TOM OLIPHANT: Not recently. In the last couple of weeks I think it's become clear that former Senator Bradley has taken this idea of being the vessel for whatever doubts or dislikes you have about - he has taken that about as far as he can. And I think he's hit a bump, maybe even hit a wall. The dynamic in Iowa has been in Gore's direction for two or three weeks now, particularly because of the way he jumped on the farm crisis early and very heavy. I think there's some signs of it in New Hampshire as well. Gore on the road is quite different than I think he's seen here or in Los Angeles or Cape Cod or New York City. I think his message these days is very much middle class and working family, a kind of "I'm on your side" pitch that is a little different than what maybe people were hearing nationally. Bradley, you know, has made the decision, he is going to announce formally in the middle of September. Then we're going to hear from him. I think his big push, it looks from some of the things he said this week, it's going to be health care and poverty. We'll see if that ignites something but I think right now this thing has gone about as far as it can go as the current dynamic is working.

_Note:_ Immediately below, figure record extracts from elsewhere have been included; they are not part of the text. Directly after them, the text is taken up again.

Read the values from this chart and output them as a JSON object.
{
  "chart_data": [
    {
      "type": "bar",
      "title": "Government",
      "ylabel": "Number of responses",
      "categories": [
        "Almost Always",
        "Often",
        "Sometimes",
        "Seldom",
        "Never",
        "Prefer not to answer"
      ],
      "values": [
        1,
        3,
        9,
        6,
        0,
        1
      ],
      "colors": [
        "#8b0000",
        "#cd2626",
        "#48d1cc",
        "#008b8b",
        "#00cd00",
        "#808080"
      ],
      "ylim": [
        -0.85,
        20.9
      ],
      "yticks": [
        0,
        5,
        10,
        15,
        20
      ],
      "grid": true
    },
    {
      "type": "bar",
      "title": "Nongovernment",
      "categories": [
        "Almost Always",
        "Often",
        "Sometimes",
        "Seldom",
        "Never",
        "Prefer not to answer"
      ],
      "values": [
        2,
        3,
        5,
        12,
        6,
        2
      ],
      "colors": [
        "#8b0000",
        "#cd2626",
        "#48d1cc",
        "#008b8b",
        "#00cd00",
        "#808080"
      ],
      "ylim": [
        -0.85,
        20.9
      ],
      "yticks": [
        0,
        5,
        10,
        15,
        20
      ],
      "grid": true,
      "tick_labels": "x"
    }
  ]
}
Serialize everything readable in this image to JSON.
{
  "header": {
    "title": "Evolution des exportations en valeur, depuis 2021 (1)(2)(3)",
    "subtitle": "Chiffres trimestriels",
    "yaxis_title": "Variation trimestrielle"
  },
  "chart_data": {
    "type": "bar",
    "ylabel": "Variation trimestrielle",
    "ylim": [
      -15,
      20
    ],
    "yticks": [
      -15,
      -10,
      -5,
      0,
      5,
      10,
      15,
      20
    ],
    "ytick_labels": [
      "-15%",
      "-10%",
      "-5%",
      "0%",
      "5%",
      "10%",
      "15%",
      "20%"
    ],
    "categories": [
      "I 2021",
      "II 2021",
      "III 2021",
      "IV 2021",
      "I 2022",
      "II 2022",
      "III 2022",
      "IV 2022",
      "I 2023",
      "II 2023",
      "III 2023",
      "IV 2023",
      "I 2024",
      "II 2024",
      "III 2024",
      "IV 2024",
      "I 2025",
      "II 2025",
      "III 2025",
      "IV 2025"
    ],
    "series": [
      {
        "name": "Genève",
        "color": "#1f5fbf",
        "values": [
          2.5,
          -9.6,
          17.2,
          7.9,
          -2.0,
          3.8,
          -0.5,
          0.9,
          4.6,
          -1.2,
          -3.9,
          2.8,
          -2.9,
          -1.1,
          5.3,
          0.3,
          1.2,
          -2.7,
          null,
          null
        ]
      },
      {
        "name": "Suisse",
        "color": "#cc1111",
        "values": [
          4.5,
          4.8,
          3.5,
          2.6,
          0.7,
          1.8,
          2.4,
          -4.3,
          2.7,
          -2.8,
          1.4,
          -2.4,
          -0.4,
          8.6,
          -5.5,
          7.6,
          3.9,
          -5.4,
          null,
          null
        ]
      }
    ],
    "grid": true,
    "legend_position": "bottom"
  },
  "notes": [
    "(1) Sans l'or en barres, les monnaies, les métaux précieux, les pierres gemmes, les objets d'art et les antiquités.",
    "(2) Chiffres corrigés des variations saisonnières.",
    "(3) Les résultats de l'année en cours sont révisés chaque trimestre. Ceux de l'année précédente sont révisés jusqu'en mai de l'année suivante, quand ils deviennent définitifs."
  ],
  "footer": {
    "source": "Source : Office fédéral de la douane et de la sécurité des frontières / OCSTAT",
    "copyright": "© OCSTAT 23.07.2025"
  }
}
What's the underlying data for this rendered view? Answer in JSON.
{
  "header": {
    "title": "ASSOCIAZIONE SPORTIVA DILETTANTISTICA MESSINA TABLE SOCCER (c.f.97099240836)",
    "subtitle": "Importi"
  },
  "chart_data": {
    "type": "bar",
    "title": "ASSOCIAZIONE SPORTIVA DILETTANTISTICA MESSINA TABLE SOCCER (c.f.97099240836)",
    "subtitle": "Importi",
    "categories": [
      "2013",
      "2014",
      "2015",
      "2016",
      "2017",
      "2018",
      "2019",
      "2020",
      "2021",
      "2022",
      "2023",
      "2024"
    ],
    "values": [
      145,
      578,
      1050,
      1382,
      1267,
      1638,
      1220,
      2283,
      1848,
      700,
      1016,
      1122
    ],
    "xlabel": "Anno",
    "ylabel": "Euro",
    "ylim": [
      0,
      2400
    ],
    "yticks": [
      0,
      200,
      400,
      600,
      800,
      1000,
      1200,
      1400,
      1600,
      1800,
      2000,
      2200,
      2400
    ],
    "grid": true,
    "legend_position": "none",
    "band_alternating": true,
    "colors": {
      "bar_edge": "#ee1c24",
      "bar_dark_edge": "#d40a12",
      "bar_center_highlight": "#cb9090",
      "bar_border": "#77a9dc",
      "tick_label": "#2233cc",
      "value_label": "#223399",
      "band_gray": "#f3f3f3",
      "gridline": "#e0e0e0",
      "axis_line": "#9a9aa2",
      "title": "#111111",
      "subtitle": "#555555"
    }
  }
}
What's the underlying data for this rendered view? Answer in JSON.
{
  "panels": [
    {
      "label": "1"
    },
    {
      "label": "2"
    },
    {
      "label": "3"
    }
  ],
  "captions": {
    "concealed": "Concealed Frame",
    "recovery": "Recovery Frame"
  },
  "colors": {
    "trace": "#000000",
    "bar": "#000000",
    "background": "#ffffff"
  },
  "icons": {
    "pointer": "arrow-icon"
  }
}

MARGARET WARNER: Do you think he has to get more specific? I mean, he has, like George W. Bush said, "I have my own timetable and I'm going to stick to it."

PAUL GIGOT: He is running on the politics of biography too: I'm not part of this crowd, I'm a Rhodes Scholar, former Rhodes Scholar, independent thinker, and so on. It looks - when he's showing a little leg on ideology and ideas -- it looks like he thinks there is an opening on the left. He has moved to the left of Al Gore on registration of handguns. He's moved on health care. He's talked about his doubts about the welfare reform bill. He seems to think he can rally people with that. I don't know if he can but that's where he seems to be moving.

TOM OLIPHANT: You know, I was thinking history, the last time the more liberal candidate was nominated for President by the Democratic Party was 1972 -- George McGovern. The moderate or the more moderate has tended to win in all the intervening elections. Gore has strengths that I don't think Bradley is attacking yet but he has this ability to fascinate people in a second.

MARGARET WARNER: Bill Bradley does.

TOM OLIPHANT: In Cedar Rapids just a week ago, he got a story in the local paper, a nice one simply by going to the Y and working out on the Stairmaster with a reporter present. You just -- I mean -

PAUL GIGOT: You can't buy that.

TOM OLIPHANT: If you say it's biography, that's right, there it is.

MARGARET WARNER: Someone was telling me one reason he has been able to raise all this money and that is one reason the press is taking him so seriously -- because he has done so well -- is that being a former star athlete really still has stroke with a lot of men, big givers.

PAUL GIGOT: Oh, I don't think there is any question about that. I mean, there are a lot of people my age group who remember he had a wonderful jump shot and the Knicks won a couple of titles. And, you know, I mean, for those of us who couldn't do that quite as well, people say, wow. And it's a little bit like meeting any famous person. The celebrification of American politics is a very powerful force. Look at Jesse Ventura.

TOM OLIPHANT: And, yes, insurgency -- insurgency needs a cause and it doesn't have one yet.

PAUL GIGOT: I agree.

MARGARET WARNER: All right. Thank you both. Have a great weekend.